Am 23.01.2012 22:48 schrieb M.Pekala:
Hello, I am having some trouble with a serial stream on a project I am
working on. I have an external board that is attached to a set of
sensors. The board polls the sensors, filters them, formats the
values, and sends the formatted values over a serial bus. The serial
stream comes out like $A1234$$B-10$$C987$,  where "$A.*$" is a sensor
value, "$B.*$" is a sensor value, "$C.*$" is a sensor value, ect...

When one sensor is running my python script grabs the data just fine,
removes the formatting, and throws it into a text control box. However
when 3 or more sensors are running, I get output like the following:

Sensor 1: 373
Sensor 2: 112$$M-160$G373
Sensor 3: 763$$A892$

I am fairly certain this means that my code is running too slow to
catch all the '$' markers.

This would just result in the receive buffer constantly growing.

Probably the thing with the RE which has been mentionned by Jon is the cause.

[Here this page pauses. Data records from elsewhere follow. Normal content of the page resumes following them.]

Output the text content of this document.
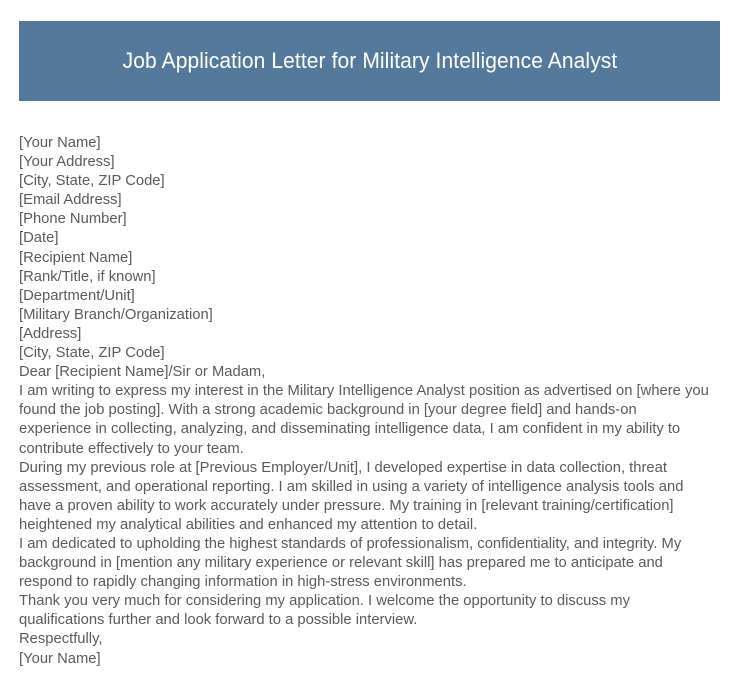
Job Application Letter for Military Intelligence Analyst
[Your Name]
[Your Address]
[City, State, ZIP Code]
[Email Address]
[Phone Number]
[Date]
[Recipient Name]
[Rank/Title, if known]
[Department/Unit]
[Military Branch/Organization]
[Address]
[City, State, ZIP Code]
Dear [Recipient Name]/Sir or Madam,
I am writing to express my interest in the Military Intelligence Analyst position as advertised on [where you found the job posting]. With a strong academic background in [your degree field] and hands-on experience in collecting, analyzing, and disseminating intelligence data, I am confident in my ability to contribute effectively to your team.
During my previous role at [Previous Employer/Unit], I developed expertise in data collection, threat assessment, and operational reporting. I am skilled in using a variety of intelligence analysis tools and have a proven ability to work accurately under pressure. My training in [relevant training/certification] heightened my analytical abilities and enhanced my attention to detail.
I am dedicated to upholding the highest standards of professionalism, confidentiality, and integrity. My background in [mention any military experience or relevant skill] has prepared me to anticipate and respond to rapidly changing information in high-stress environments.
Thank you very much for considering my application. I welcome the opportunity to discuss my qualifications further and look forward to a possible interview.
Respectfully,
[Your Name]
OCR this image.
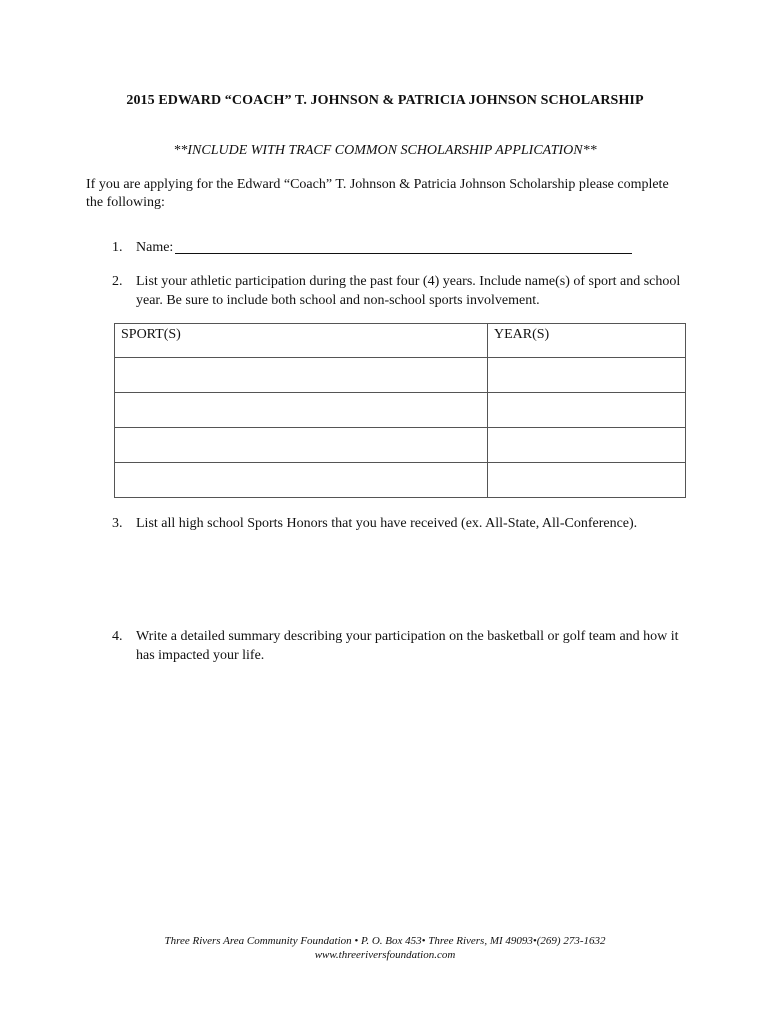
2015 EDWARD “COACH” T. JOHNSON & PATRICIA JOHNSON SCHOLARSHIP
**INCLUDE WITH TRACF COMMON SCHOLARSHIP APPLICATION**
If you are applying for the Edward “Coach” T. Johnson & Patricia Johnson Scholarship please complete the following:
1. Name:
2. List your athletic participation during the past four (4) years. Include name(s) of sport and school year. Be sure to include both school and non-school sports involvement.
SPORT(S)	YEAR(S)

3. List all high school Sports Honors that you have received (ex. All-State, All-Conference).
4. Write a detailed summary describing your participation on the basketball or golf team and how it has impacted your life.
Three Rivers Area Community Foundation • P. O. Box 453• Three Rivers, MI 49093•(269) 273-1632
www.threeriversfoundation.com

But I have some remarks to your code.

First, you have code repetition. You could use functions to avoid this.

Second, you have discrepancies between your 3 blocks: with A, you work with sensorabuffer, the others have sensor[bc]enable.

Third, if you have a buffer content of '$A1234$$B-10$$C987$', your "A code" will match the whole buffer and thus do

    # s = sensorresult.group(0) ->
    s = '$A1234$$B-10$$C987$'
    # s = s[2:-1]
    s = '1234$$B-10$$C987'
    # maybe put that into self.SensorAValue
    self.sensorabuffer = ''


I suggest the following way to go:

* Process your data only once.
* Do something like

[...]
theonebuffer = '$A1234$$B-10$$C987$' # for now

while True:
    sensorresult = re.search(r'\$(.)(.*?)\$(.*)', theonebuffer)
    if sensorresult:
        sensor, value, rest = sensorresult.groups()
        # replace the self.SensorAValue concept with a dict
        self.sensorvalues[sensor] = value
        theonebuffer = rest
    else: break # out of the while

If you execute this code, you'll end with a self.sensorvalues of

    {'A': '1234', 'C': '987', 'B': '-10'}

and a theonebuffer of ''.


Let's make another test with an incomplete sensor value.

theonebuffer = '$A1234$$B-10$$C987$$D65'

[code above]

-> the dict is the same, but theonebuffer='$D65'.

* Why did I do this? Well, you are constantly receiving data. I do this with the hope that the $ terminating the D value is yet to come.

* Why does this happen? The regex does not match this incomplete packet, the while loop terminates (resp. breaks) and the buffer will contain the last known value.


But you might be right - speed might become a concern if you are processing your data slower than they come along. Then your buffer fills up and eventually kills your program due to full memory. As the buffer fills up, the string copying becomes slower and slower, making things worse. Whether this becomes relevant, you'll have to test.

BTW, as you use this one regex quite often, a way to speed up could be to compile the regex. This will change your code to

sensorre = re.compile(r'\$(.)(.*?)\$(.*)')
theonebuffer = '$A1234$$B-10$$C987$' # for now

while True:
    sensorresult = sensorre.search(theonebuffer)
    if sensorresult:
        sensor, value, rest = sensorresult.groups()
        # replace the self.SensorAValue concept with a dict
        self.sensorvalues[sensor] = value
        theonebuffer = rest
    else: break # out of the while


And finally, you can make use of re.finditer() resp. sensorre.finditer(). So you can do

sensorre = re.compile(r'\$(.)(.*?)\$') # note the change
theonebuffer = '$A1234$$B-10$$C987$' # for now

sensorresult = None # init it for later
for sensorresult in sensorre.finditer(theonebuffer):
    sensor, value = sensorresult.groups()
    # replace the self.SensorAValue concept with a dict
    self.sensorvalues[sensor] = value
# and now, keep the rest
if sensorresult is not None:
    # the for loop has done something - cut out the old stuff
    # and keep a possible incomplete packet at the end
    theonebuffer = theonebuffer[sensorresult.end():]

This removes the mentionned string copying as source of increased slowness.